Upload section

mikebo93 · mikebo93 · commit cdf2439e8552 · 2025-03-26T23:36:59.000Z
diff --git a/chapter_compiler_backend/Operator_Selection.md b/chapter_compiler_backend/Operator_Selection.md
@@ -0,0 +1,214 @@
+# Operator Selection
+
+Following graph optimization, the compiler backend generates a sequence
+of operators that can be executed on hardware. This is achieved by
+selecting the most suitable operators from a set of candidate operators
+for each node in the IR. Since these candidate operators have diverse
+specifications, their execution efficiency varies depending on the
+scenario. Therefore, the primary objective of operator selection is to
+choose the operators that are most appropriate for the target device
+based on the information provided by the IR.
+
+## Basic Concepts of Operator Selection
+
+We can think of the nodes in a backend-optimized IR as being units of
+execution that are visible to the user, and each unit represents a
+hardware-agnostic operation in the user code. In essence, operator
+selection involves selecting appropriate hardware information, which is
+referred to as operator information. Such information defines the
+following:
+
+1.  The format of an operator, which is a determinant of the operator's
+    performance on the target platform. Machine learning systems
+    commonly use NCHW and NHWC formats.
+
+2.  The data type (such as float32, float16, or int32) of an operator on
+    the target platform. The operators selected are those with data
+    types close to (or the same as) user definitions.
+
+### Data Formats
+
+In machine learning systems, many operations are converted into matrix
+multiplication (e.g., convolution) for faster computation. Matrix
+multiplication in the form of
+$\textit{\textit{A}}\times \textit{\textit{B}} = \textit{\textit{C}}$ is
+essentially a row-by-column multiplication. Specifically, the entry *ij*
+of **C** is obtained by multiplying the entries in the *i*th row of
+**A** and the corresponding entries in the *j*th column of **B** and
+then adding the results together. Consider the example shown in Figure
+:numref:`ch07/ch07-compiler-backend-06`. Matrix data is stored in
+row-major order by default, as shown at the top of the figure. However,
+matrix **B** is read in column-major order in the matrix multiplication
+process, as shown at the bottom.
+
+![Matrix data layouts in matrixmultiplication](../img/ch07/matmuldatalayout.png)

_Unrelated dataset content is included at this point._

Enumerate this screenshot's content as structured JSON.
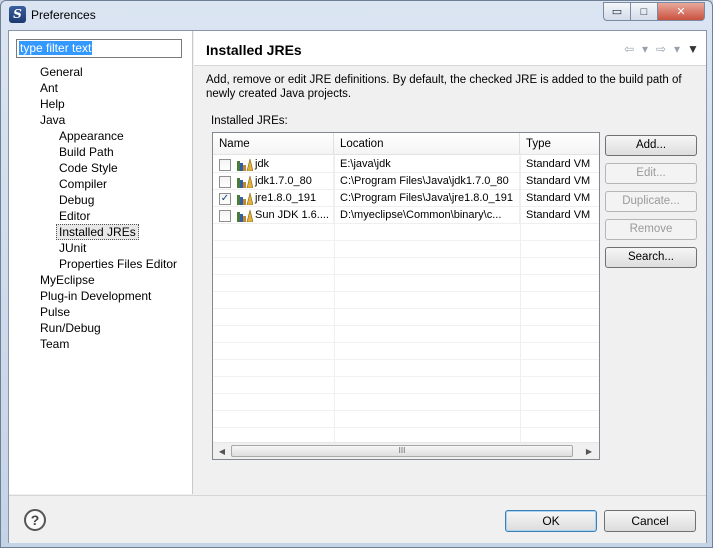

+:label:`ch07/ch07-compiler-backend-06`
+
+Storing matrix **B** in the reading order increases the computation
+efficiency because access to contiguous blocks of memory is faster. We
+can therefore see that data formats play an important role in
+performance improvement.
+
+There are two major formats in machine learning systems: NCHW and NHWC.
+For an image input, N denotes the batch size, C denotes the number of
+channels, and H and W denote the height and width respectively. Figure
+:numref:`ch07/ch07-compiler-backend-07` depicts the logical
+diagram of an input with batch size 2, channels 16, height 5, and width
+4.
+
+![Formatdiagram](../img/ch07/data_format.png)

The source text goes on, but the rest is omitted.